Tropical Medicine 10: Urogenital Manifestations
Hematuria
Bilharziasis
One species of schistosomiasis, Schistosoma haematobium, causes disease of the
bladder. (Note that schistosomiasis is
discussed in greater detail in TM4 Gastrointestinal And Abdominal Manifestations.
See Vol III—TM4 Gastrointestinal and Abdominal Manifestations). Eggs erode
their way through the
bladder wall and into the urine. The resulting chronic
tissue damage causes
hematuria. In endemic regions, gross hematuria becomes
apparent in early adolescence and is often referred to in local dialects as male
menarche. Hematuria generally abates with chronic infections, recurring only
with coexistent urinary tract or
other infections. There is a clear association
between schistosomiasis and bladder cancer. Diagnosis is identification of the
eggs in the urine, and treatment with praziquantel is quite efficacious.
Tuberculosis
Mycobactria can affect any portion of the reproductive tract, and has an insidious
onset. Involvement of the kidneys causes
hematuria and pyuria, but no bacterial
growth is seen on routine urine culture and there is no response to common
antibiotics.
Diagnosis is via acid--fast stain or specific mycobacterial
culture.
Miscellaneous
All of the
diseases that cause hematuria in temperate zones also apply, including
urolithiasis, glomerulonephritis, trauma, urinary tract infections,
hemaglobinopathies (eg, sickle cell anemia), and malignancies.
Genital lesions
Syphilis
Primary syphilis presents as an ulcer known as a chancre. The chancre is not
painful, only slightly weepy, and is located on the genitals. Secondary
syphilis shows up later (1 to 6 months) with the appearance of papules, which coalesce to
form lesions known as
condylomata lata. These are found on the palms, soles, and trunk. Large
numbers of the organism are found in both lesions, and contact
with them is highly contagious. Diagnosis is
by identification of the organism via dark field microscopy of the
lesion’s exudates; serology is also valuable. Treat
with benzathine penicillin G 2.4 million U IM
once (if infected for <1 year) or
weekly for 3 weeks (if infected for >1 year).
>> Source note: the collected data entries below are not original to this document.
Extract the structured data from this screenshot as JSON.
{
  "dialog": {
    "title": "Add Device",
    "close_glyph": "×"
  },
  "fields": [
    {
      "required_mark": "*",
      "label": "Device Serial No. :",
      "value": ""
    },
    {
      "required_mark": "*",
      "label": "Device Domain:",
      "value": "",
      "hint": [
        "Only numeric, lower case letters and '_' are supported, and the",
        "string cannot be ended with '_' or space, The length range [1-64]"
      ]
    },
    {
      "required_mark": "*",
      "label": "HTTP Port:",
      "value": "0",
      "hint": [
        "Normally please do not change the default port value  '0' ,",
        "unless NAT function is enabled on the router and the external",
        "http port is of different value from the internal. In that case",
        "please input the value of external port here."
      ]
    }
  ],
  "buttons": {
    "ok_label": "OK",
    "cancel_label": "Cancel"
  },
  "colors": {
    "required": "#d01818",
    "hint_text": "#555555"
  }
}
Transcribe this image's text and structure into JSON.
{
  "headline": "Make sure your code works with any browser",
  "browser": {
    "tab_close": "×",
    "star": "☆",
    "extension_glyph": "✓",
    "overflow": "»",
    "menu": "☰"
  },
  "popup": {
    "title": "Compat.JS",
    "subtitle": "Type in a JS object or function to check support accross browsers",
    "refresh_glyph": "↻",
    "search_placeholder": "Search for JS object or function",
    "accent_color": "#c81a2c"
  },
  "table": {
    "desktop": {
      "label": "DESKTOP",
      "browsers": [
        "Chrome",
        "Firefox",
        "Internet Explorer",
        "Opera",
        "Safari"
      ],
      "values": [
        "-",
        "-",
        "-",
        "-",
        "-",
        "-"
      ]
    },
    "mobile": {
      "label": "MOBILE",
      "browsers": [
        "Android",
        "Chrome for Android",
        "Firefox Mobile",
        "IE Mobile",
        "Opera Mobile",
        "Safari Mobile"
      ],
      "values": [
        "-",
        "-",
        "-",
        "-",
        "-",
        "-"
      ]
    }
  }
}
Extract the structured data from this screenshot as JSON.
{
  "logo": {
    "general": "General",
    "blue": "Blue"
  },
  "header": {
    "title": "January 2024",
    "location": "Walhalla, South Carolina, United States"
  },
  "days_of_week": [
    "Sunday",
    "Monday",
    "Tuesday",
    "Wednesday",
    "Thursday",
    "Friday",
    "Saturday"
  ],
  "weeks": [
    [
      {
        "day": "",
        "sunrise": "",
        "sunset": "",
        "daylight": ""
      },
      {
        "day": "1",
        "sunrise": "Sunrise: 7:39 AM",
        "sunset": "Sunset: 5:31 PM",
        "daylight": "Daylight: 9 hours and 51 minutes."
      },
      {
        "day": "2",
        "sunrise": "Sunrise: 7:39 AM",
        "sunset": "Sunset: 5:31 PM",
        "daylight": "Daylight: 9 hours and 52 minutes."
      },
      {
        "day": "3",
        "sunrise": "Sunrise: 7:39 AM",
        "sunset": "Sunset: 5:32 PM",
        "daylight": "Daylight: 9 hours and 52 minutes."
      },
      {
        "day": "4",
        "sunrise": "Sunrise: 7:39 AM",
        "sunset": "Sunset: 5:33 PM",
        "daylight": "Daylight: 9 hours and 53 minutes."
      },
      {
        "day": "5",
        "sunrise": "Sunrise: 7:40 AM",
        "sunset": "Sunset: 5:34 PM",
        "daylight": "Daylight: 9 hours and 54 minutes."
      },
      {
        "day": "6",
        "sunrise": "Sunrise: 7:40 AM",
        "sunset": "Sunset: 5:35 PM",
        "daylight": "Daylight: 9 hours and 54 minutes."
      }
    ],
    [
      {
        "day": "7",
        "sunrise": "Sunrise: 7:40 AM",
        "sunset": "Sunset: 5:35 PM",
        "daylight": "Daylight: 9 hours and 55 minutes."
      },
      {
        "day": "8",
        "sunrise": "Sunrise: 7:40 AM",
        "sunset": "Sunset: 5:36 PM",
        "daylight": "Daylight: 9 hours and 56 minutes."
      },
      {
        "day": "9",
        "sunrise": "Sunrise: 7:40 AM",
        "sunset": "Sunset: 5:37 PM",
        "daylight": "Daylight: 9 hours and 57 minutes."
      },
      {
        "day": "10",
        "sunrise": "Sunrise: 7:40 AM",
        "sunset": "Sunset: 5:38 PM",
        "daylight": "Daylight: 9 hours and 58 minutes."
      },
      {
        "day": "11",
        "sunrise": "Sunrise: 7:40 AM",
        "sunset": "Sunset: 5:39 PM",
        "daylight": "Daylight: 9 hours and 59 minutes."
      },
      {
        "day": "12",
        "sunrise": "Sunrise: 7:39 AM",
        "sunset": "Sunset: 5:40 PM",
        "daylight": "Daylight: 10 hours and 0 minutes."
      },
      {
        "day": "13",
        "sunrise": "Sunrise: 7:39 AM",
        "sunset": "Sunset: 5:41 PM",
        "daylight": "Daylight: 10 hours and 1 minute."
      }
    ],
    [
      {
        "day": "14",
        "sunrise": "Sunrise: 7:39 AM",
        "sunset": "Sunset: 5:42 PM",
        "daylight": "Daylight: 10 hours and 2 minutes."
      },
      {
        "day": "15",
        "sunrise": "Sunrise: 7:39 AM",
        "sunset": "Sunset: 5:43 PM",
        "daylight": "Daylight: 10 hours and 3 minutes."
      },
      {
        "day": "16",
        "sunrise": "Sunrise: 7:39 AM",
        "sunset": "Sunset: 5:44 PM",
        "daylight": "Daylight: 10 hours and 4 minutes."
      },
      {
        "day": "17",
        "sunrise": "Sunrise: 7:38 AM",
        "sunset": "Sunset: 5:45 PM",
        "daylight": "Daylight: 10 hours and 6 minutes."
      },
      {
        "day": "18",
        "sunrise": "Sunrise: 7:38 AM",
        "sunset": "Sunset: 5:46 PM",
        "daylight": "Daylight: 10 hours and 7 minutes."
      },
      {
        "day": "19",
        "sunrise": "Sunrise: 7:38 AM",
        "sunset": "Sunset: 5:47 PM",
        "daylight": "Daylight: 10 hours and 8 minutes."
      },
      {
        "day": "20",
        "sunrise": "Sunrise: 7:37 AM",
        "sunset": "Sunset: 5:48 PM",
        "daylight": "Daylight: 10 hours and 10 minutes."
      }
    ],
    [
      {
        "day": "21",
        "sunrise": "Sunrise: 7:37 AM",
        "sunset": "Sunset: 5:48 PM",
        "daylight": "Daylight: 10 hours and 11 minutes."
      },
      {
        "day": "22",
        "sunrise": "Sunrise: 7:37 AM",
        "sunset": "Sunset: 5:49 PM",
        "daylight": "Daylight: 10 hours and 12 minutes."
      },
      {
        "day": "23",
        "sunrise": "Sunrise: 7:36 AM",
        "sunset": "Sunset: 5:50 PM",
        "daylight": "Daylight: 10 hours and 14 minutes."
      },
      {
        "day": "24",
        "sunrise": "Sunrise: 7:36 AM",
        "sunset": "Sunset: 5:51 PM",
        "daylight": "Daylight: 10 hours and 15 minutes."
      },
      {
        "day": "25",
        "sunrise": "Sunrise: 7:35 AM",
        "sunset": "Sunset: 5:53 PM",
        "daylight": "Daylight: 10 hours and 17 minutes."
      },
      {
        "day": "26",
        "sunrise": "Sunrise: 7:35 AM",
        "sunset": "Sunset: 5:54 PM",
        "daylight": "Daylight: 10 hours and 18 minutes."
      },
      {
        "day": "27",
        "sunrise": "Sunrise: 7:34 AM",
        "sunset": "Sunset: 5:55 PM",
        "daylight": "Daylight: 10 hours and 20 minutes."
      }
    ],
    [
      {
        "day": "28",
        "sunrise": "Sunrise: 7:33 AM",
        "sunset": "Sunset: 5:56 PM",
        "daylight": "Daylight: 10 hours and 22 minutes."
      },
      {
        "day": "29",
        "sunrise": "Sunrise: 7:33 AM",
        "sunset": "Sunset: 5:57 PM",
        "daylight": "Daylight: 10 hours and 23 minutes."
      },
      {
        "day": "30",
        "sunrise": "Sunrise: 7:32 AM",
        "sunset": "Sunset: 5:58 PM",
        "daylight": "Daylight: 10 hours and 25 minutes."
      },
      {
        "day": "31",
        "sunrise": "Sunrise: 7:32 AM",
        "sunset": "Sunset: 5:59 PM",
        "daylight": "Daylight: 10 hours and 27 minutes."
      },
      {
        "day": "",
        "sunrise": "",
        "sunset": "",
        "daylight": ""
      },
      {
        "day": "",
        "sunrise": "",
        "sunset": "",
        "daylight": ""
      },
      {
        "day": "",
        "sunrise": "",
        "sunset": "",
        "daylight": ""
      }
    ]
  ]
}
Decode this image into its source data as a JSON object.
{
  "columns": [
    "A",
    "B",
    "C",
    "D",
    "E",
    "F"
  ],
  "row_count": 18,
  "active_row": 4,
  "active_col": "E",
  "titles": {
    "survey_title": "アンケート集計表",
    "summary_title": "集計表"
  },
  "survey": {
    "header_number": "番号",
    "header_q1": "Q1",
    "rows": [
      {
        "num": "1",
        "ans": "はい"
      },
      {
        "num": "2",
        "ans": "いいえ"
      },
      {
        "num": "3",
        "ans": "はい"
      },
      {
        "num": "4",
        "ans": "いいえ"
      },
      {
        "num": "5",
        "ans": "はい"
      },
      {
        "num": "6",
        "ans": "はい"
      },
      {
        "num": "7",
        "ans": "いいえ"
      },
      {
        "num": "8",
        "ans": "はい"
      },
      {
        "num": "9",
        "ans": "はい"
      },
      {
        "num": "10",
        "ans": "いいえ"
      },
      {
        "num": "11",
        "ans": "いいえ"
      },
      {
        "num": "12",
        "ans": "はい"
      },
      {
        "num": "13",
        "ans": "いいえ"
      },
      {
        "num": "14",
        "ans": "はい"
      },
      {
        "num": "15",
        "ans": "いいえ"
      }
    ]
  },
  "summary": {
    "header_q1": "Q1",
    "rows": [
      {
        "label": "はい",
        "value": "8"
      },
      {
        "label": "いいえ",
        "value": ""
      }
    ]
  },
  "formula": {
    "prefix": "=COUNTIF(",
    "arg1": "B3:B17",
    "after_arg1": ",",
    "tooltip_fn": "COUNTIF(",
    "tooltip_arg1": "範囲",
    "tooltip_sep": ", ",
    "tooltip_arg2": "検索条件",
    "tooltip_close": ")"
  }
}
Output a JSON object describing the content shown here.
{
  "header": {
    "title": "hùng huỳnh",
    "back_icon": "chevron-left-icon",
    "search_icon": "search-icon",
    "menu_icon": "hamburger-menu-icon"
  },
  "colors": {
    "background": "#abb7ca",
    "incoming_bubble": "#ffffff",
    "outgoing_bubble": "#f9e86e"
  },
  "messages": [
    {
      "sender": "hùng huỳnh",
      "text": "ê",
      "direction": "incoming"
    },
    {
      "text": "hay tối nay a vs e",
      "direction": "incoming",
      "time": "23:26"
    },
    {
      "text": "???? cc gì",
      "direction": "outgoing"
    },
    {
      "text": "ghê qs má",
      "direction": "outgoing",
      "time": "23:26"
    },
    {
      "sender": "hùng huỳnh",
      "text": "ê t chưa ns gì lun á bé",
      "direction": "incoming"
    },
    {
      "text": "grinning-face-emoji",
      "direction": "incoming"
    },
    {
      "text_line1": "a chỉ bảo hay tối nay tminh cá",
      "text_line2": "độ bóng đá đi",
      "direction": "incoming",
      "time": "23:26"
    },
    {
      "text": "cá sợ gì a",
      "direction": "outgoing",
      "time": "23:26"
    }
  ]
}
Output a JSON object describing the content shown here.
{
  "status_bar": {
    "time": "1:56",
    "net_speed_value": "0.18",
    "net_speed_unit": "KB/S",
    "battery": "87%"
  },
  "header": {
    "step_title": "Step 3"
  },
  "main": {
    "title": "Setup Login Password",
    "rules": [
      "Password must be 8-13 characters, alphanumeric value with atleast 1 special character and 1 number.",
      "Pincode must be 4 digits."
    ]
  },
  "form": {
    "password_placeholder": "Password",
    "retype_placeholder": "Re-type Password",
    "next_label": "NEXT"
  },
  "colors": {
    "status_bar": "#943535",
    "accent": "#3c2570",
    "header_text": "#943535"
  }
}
Nonvenereal syphilis (beljel) is discussed in TM5 Dermatological Manifestations. (Vol III—TM5 Dermatological Manifestations)
Chanroid
Chanroid is a venereal
Haemophilus infection that presents with a painful
ulceration and bubo formation. Initial vesicles ulcerate and become
hemorrhagic ulcers with irregular, undermined margins. Resolution is slow, and
relapse is common. Treat with erythromycin 500 mg 3 times daily for 7 days; single dose
regimens with quinolones or other agents have a high failure rate.
Granuloma inguinale
Chronic ulcers due to Calymmatobacterium begin as an indurated
papule, which progresses to the granulomatous ulcer. Subcutaneous granulomas may develop
(pseudobubos), and genital elephantoid enlargement may occur. Healing
without treatment is uncommon. Diagnosis is identification of mononuclear cells
containing the gram-negative
organisms (Donovan bodies). Doxycycline 100 mg
twice daily for 7 days is effective therapy.
Elephantiasis
Chronic, non--pitting edema follows infection with the lymphatic filariae, Wuchereria and
Brugia. This may involve the
genitals (primarily the scrotum) and
extremities (unilaterally or bilaterally, and lower extremities more
commonly than the upper extremities). Originally believed to be mechanical
obstruction by the worms, it is now clear that elephantiasis is due to functional
rather than anatomical effects. Transmitted by several species of mosquitoes, the
larvae mature to adults and reside in the lymphatic
vasculature. The microfilariae shed
circulate in the blood only at night, thus sampling time is a factor
critical in attempting to make the diagnosis by identification of the microfilariae
in blood smears. Acute infections may present with fever, adenitis, and tropical
eosinophilia. Chronic manifestations are unheard of in travelers and
expatriates; only those who spend a lifetime in endemic areas suffer them.
Diagnosis is via blood smear (remembering timing of draw); serology is also available. Treatment is ivermectin or diethylcarbamazine. The latter is not available in the United States, except directly from the CDC.